At one point, Rose is drugged by a distraught woman who believes the youngster to be her daughter and is taken into a swimming pool to be drowned. An innocence-corrupting sequence that is almost too hard to watch (how could they do anything this cruel such an adorable young girl?) as it inches towards an unthinkable conclusion.

The chaos of the These Final Hours was probably a fitting introduction for Rice to an industry – and accompanying press – that has been known to treat its young stars with the type of ruthless moral abandonment found in apocalypse flicks. The sacrificial public drowning of once beloved and fresh-faced child stars, often corrupted by intoxicants like Rose, is an all too common tale.

THESE FINAL HOURS, from left: Nathan Phillips, Angourie Rice, 2013. Ph: David Dare Parker/©Well Go
These Final Hours

Yet six years on from Hildithch’s film, Rice appears to have navigated such precarious ground with a composure of choices that would make Rose proud.

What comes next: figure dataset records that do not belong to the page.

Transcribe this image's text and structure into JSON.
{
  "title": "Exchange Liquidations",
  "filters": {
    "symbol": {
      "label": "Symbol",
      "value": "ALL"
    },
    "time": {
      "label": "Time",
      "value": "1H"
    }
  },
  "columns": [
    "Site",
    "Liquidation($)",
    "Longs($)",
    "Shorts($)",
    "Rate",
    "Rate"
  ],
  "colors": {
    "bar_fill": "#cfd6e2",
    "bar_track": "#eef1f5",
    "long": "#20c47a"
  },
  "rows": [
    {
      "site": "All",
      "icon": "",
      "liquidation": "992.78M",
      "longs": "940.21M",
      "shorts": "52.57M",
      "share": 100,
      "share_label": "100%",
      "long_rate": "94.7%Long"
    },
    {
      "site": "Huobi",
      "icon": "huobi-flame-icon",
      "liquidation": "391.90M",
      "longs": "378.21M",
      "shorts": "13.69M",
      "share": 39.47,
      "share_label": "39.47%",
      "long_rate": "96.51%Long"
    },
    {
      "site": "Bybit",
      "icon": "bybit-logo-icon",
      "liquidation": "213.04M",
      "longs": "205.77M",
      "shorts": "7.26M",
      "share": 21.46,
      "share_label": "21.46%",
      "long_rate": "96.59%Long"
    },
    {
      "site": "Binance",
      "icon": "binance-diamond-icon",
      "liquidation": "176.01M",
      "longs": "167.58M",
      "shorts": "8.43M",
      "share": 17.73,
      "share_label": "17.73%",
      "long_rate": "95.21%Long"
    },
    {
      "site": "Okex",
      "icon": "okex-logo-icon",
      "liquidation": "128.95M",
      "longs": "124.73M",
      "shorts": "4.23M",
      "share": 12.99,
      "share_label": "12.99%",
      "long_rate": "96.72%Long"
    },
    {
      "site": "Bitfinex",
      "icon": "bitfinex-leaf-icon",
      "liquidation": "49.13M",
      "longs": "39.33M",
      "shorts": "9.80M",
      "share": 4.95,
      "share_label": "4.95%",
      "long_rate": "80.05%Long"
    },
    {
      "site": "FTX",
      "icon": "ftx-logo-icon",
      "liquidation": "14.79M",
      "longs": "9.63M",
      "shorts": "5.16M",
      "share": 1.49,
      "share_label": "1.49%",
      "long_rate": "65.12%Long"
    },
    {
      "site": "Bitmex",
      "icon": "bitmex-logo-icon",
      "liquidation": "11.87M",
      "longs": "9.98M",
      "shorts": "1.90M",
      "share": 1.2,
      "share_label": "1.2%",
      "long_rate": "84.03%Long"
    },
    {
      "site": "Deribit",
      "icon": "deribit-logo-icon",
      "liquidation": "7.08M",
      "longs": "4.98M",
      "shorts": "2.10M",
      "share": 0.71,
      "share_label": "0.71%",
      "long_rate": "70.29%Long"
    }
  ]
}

Now 17, Rice shines front-and-centre in the lead role of Michael Sucsy’s teen fantasy-romance Every Day. A film that follows charming high-schooler Rhiannon (Rice) as she falls in love with the soul of a person that enters a new body every day.

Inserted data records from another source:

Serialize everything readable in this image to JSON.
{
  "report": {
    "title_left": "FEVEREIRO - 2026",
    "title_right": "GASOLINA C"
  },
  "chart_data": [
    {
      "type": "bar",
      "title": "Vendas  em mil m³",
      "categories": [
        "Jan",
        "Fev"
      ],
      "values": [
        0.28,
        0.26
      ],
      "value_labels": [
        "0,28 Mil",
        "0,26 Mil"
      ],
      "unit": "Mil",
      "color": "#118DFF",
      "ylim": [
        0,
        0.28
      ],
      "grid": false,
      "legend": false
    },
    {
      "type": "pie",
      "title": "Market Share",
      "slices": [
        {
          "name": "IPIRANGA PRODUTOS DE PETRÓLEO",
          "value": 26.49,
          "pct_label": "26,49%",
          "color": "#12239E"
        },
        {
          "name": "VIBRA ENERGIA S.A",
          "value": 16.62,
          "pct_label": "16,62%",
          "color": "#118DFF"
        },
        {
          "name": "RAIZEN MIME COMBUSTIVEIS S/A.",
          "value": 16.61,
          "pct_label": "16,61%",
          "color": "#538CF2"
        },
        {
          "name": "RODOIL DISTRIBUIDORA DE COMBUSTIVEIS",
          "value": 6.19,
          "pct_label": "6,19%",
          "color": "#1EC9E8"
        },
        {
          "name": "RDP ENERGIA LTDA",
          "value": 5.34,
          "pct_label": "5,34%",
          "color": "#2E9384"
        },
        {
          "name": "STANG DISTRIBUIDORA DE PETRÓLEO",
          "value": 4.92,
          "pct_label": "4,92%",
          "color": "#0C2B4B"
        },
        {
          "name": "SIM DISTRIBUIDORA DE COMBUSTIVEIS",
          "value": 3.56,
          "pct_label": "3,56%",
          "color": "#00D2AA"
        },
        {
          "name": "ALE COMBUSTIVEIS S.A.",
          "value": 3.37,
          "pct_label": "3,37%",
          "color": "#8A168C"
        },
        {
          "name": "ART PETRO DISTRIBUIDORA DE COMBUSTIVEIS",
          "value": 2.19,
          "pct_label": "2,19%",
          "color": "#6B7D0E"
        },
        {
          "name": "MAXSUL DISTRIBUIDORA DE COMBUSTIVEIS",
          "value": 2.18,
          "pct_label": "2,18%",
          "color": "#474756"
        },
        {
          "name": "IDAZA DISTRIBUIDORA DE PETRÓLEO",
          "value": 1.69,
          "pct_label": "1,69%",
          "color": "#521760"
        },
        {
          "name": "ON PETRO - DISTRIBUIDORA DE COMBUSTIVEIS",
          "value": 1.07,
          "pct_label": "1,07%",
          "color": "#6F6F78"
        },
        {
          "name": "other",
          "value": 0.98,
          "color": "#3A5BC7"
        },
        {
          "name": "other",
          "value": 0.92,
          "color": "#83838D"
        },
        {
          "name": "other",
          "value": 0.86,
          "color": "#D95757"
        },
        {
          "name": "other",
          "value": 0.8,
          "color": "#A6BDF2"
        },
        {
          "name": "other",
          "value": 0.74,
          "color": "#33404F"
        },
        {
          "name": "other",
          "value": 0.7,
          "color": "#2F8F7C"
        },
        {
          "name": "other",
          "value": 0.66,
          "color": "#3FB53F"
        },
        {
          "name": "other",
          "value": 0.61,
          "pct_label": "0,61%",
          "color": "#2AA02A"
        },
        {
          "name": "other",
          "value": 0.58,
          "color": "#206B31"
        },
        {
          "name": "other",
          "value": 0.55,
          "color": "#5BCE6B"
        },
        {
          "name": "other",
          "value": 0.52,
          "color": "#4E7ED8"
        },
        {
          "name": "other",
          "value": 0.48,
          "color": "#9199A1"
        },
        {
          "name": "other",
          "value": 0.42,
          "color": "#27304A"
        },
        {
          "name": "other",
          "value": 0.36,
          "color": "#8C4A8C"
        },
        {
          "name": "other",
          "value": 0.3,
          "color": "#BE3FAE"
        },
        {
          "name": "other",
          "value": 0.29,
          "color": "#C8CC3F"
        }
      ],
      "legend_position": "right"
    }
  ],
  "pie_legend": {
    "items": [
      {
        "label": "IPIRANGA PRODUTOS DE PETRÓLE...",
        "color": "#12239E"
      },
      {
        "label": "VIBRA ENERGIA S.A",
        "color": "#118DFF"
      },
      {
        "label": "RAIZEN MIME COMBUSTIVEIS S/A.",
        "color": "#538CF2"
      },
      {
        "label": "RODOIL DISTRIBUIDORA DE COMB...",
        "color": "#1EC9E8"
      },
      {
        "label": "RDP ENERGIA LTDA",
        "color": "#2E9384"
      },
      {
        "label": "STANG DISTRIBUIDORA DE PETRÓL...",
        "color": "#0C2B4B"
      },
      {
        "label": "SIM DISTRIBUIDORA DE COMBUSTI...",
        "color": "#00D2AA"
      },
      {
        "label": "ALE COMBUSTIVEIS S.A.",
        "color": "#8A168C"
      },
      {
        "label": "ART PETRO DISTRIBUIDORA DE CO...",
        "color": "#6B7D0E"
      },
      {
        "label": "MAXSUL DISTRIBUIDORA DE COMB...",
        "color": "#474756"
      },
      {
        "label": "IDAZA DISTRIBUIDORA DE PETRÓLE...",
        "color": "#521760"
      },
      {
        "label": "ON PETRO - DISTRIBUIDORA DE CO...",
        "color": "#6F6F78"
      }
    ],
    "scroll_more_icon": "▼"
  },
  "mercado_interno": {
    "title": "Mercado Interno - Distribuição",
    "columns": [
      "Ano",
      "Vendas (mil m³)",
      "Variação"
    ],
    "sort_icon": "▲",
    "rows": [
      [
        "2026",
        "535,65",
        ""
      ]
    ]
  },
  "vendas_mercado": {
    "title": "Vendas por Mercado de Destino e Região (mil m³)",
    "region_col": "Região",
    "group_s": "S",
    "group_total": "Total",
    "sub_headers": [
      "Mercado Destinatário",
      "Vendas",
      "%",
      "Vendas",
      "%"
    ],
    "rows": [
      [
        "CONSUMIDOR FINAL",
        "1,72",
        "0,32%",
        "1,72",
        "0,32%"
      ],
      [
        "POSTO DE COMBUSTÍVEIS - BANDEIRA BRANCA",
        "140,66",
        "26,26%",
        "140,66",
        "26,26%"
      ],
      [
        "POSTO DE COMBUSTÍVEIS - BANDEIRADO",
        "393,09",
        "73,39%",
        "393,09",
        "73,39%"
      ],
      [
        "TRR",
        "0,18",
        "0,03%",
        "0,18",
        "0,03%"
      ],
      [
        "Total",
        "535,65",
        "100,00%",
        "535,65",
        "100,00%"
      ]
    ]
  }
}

Every Day (read our review) is teen romance at its sparkling best. In it, Rice is given a platform to show off her effervescent skill up against a diverse selection of actors who carry the voice of Rhiannon’s love-interest – A. Rice gives a genial and honest core to the film that ensures this difficult book-to-film project works – and retains a charm many adaptations lose somewhere along the way.

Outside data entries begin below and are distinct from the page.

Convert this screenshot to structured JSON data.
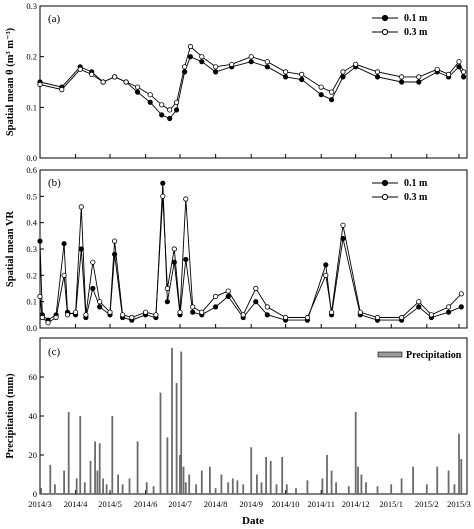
{
  "chart_data": [
    {
      "type": "line",
      "panel_label": "(a)",
      "ylabel": "Spatial mean θ (m³ m⁻³)",
      "ylim": [
        0,
        0.3
      ],
      "yticks": [
        "0.0",
        "0.1",
        "0.2",
        "0.3"
      ],
      "legend_position": "top-right",
      "x_dates": [
        "2014-03-01",
        "2014-03-20",
        "2014-04-05",
        "2014-04-15",
        "2014-04-25",
        "2014-05-05",
        "2014-05-15",
        "2014-05-25",
        "2014-06-05",
        "2014-06-15",
        "2014-06-22",
        "2014-06-28",
        "2014-07-05",
        "2014-07-10",
        "2014-07-20",
        "2014-08-01",
        "2014-08-15",
        "2014-09-01",
        "2014-09-15",
        "2014-10-01",
        "2014-10-15",
        "2014-11-01",
        "2014-11-10",
        "2014-11-20",
        "2014-12-01",
        "2014-12-20",
        "2015-01-10",
        "2015-01-25",
        "2015-02-10",
        "2015-02-20",
        "2015-03-01",
        "2015-03-05"
      ],
      "series": [
        {
          "name": "0.1 m",
          "marker": "filled-circle",
          "values": [
            0.15,
            0.14,
            0.18,
            0.17,
            0.15,
            0.16,
            0.15,
            0.13,
            0.11,
            0.085,
            0.078,
            0.095,
            0.17,
            0.2,
            0.19,
            0.17,
            0.18,
            0.19,
            0.18,
            0.16,
            0.155,
            0.125,
            0.115,
            0.16,
            0.18,
            0.16,
            0.15,
            0.15,
            0.17,
            0.16,
            0.18,
            0.16
          ]
        },
        {
          "name": "0.3 m",
          "marker": "open-circle",
          "values": [
            0.145,
            0.135,
            0.175,
            0.165,
            0.15,
            0.16,
            0.15,
            0.14,
            0.125,
            0.105,
            0.095,
            0.11,
            0.18,
            0.22,
            0.2,
            0.18,
            0.185,
            0.2,
            0.19,
            0.17,
            0.165,
            0.14,
            0.13,
            0.17,
            0.185,
            0.17,
            0.16,
            0.16,
            0.175,
            0.165,
            0.19,
            0.17
          ]
        }
      ]
    },
    {
      "type": "line",
      "panel_label": "(b)",
      "ylabel": "Spatial mean VR",
      "ylim": [
        0,
        0.6
      ],
      "yticks": [
        "0.0",
        "0.1",
        "0.2",
        "0.3",
        "0.4",
        "0.5",
        "0.6"
      ],
      "legend_position": "top-right",
      "x_dates": [
        "2014-03-01",
        "2014-03-03",
        "2014-03-08",
        "2014-03-15",
        "2014-03-22",
        "2014-03-25",
        "2014-04-01",
        "2014-04-06",
        "2014-04-10",
        "2014-04-16",
        "2014-04-22",
        "2014-05-01",
        "2014-05-05",
        "2014-05-12",
        "2014-05-20",
        "2014-06-01",
        "2014-06-10",
        "2014-06-16",
        "2014-06-20",
        "2014-06-26",
        "2014-07-01",
        "2014-07-06",
        "2014-07-12",
        "2014-07-20",
        "2014-08-01",
        "2014-08-12",
        "2014-08-25",
        "2014-09-05",
        "2014-09-15",
        "2014-10-01",
        "2014-10-20",
        "2014-11-05",
        "2014-11-10",
        "2014-11-20",
        "2014-12-05",
        "2014-12-20",
        "2015-01-10",
        "2015-01-25",
        "2015-02-05",
        "2015-02-20",
        "2015-03-03"
      ],
      "series": [
        {
          "name": "0.1 m",
          "marker": "filled-circle",
          "values": [
            0.33,
            0.05,
            0.03,
            0.05,
            0.32,
            0.06,
            0.05,
            0.3,
            0.04,
            0.15,
            0.08,
            0.05,
            0.28,
            0.04,
            0.03,
            0.05,
            0.04,
            0.55,
            0.1,
            0.25,
            0.05,
            0.26,
            0.06,
            0.05,
            0.08,
            0.12,
            0.04,
            0.1,
            0.05,
            0.03,
            0.03,
            0.24,
            0.05,
            0.34,
            0.05,
            0.03,
            0.03,
            0.08,
            0.04,
            0.06,
            0.08
          ]
        },
        {
          "name": "0.3 m",
          "marker": "open-circle",
          "values": [
            0.12,
            0.04,
            0.02,
            0.04,
            0.2,
            0.05,
            0.06,
            0.46,
            0.05,
            0.25,
            0.1,
            0.06,
            0.33,
            0.05,
            0.04,
            0.06,
            0.05,
            0.5,
            0.15,
            0.3,
            0.06,
            0.49,
            0.08,
            0.06,
            0.12,
            0.14,
            0.05,
            0.15,
            0.08,
            0.04,
            0.04,
            0.2,
            0.06,
            0.39,
            0.06,
            0.04,
            0.04,
            0.1,
            0.05,
            0.08,
            0.13
          ]
        }
      ]
    },
    {
      "type": "bar",
      "panel_label": "(c)",
      "ylabel": "Precipitation (mm)",
      "xlabel": "Date",
      "ylim": [
        0,
        80
      ],
      "yticks": [
        "0",
        "20",
        "40",
        "60"
      ],
      "legend_position": "top-right",
      "series": [
        {
          "name": "Precipitation"
        }
      ],
      "x_dates": [
        "2014-03-02",
        "2014-03-10",
        "2014-03-14",
        "2014-03-22",
        "2014-03-26",
        "2014-04-02",
        "2014-04-05",
        "2014-04-09",
        "2014-04-14",
        "2014-04-18",
        "2014-04-20",
        "2014-04-22",
        "2014-04-25",
        "2014-04-28",
        "2014-05-03",
        "2014-05-08",
        "2014-05-12",
        "2014-05-18",
        "2014-05-25",
        "2014-06-02",
        "2014-06-08",
        "2014-06-14",
        "2014-06-20",
        "2014-06-24",
        "2014-06-28",
        "2014-07-01",
        "2014-07-02",
        "2014-07-04",
        "2014-07-06",
        "2014-07-09",
        "2014-07-15",
        "2014-07-20",
        "2014-07-27",
        "2014-08-01",
        "2014-08-06",
        "2014-08-12",
        "2014-08-16",
        "2014-08-20",
        "2014-08-25",
        "2014-09-01",
        "2014-09-06",
        "2014-09-10",
        "2014-09-14",
        "2014-09-18",
        "2014-09-23",
        "2014-09-28",
        "2014-10-02",
        "2014-10-10",
        "2014-10-20",
        "2014-11-02",
        "2014-11-06",
        "2014-11-10",
        "2014-11-14",
        "2014-11-25",
        "2014-12-01",
        "2014-12-03",
        "2014-12-06",
        "2014-12-10",
        "2014-12-20",
        "2015-01-01",
        "2015-01-10",
        "2015-01-20",
        "2015-02-01",
        "2015-02-10",
        "2015-02-20",
        "2015-02-25",
        "2015-03-01",
        "2015-03-03"
      ],
      "values": [
        3,
        15,
        5,
        12,
        42,
        8,
        40,
        6,
        17,
        27,
        12,
        26,
        8,
        5,
        40,
        10,
        5,
        8,
        27,
        6,
        4,
        52,
        29,
        75,
        57,
        20,
        73,
        14,
        6,
        10,
        5,
        12,
        14,
        3,
        10,
        6,
        8,
        7,
        5,
        24,
        10,
        6,
        19,
        17,
        5,
        19,
        5,
        3,
        7,
        8,
        20,
        12,
        6,
        4,
        42,
        14,
        10,
        6,
        4,
        5,
        8,
        14,
        5,
        14,
        12,
        5,
        31,
        18
      ]
    }
  ],
  "x_axis": {
    "label": "Date",
    "ticks": [
      "2014/3",
      "2014/4",
      "2014/5",
      "2014/6",
      "2014/7",
      "2014/8",
      "2014/9",
      "2014/10",
      "2014/11",
      "2014/12",
      "2015/1",
      "2015/2",
      "2015/3"
    ],
    "tick_dates": [
      "2014-03-01",
      "2014-04-01",
      "2014-05-01",
      "2014-06-01",
      "2014-07-01",
      "2014-08-01",
      "2014-09-01",
      "2014-10-01",
      "2014-11-01",
      "2014-12-01",
      "2015-01-01",
      "2015-02-01",
      "2015-03-01"
    ],
    "range": [
      "2014-03-01",
      "2015-03-08"
    ]
  }
}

Those who saw Rice in 2016’s The Nice Guys will not be surprised. In Shane Black’s film the Aussie teen held her own with Hollywood big-hitters Ryan Gosling and Russell Crowe, bringing a wise-cracking charisma to steal every scene she popped up in.

Off the back of this impressive performance, The Guardians’ Peter Bradshaw even predicted she would be playing a Marvel superheroine in the next few years. Not yet – although did appear in Spider-Man: Homecoming last year – but you can certainly see Bradshaw’s prediction coming true in the near future. Rice has a talent for smart mouth material that would see slot her nicely into the Marvel Universe post-Infinity Wars.

Also in 2017, Rice took a role in the remake of Don Siegel’s 1971 film The Beguiled. This gave her an opportunity to work with fellow young female actors such as Oona Lawrence and Elle Fanning, while being around the wiser heads of Sofia Coppola, Kirsten Dunst and fellow Aussie Nicole Kidman. An experience that should be invaluable in steering Rice down the right path – both in front of and behind the camera.

We can only hope that child actors transition successfully and safely into adulthood. Especially an actor like Rice who seems to have avoided tabloid exploitation and has instead been able to blossom as a performer with the kind of endearing vibrancy she displays in Every Day.  

The early signs are promising. I, for one, predict Rice will not only keep her head above water in Hollywood’s difficult landscape, but thrive as one of her generation’s best actors.

Every Day arrives in UK cinemas Friday April 20.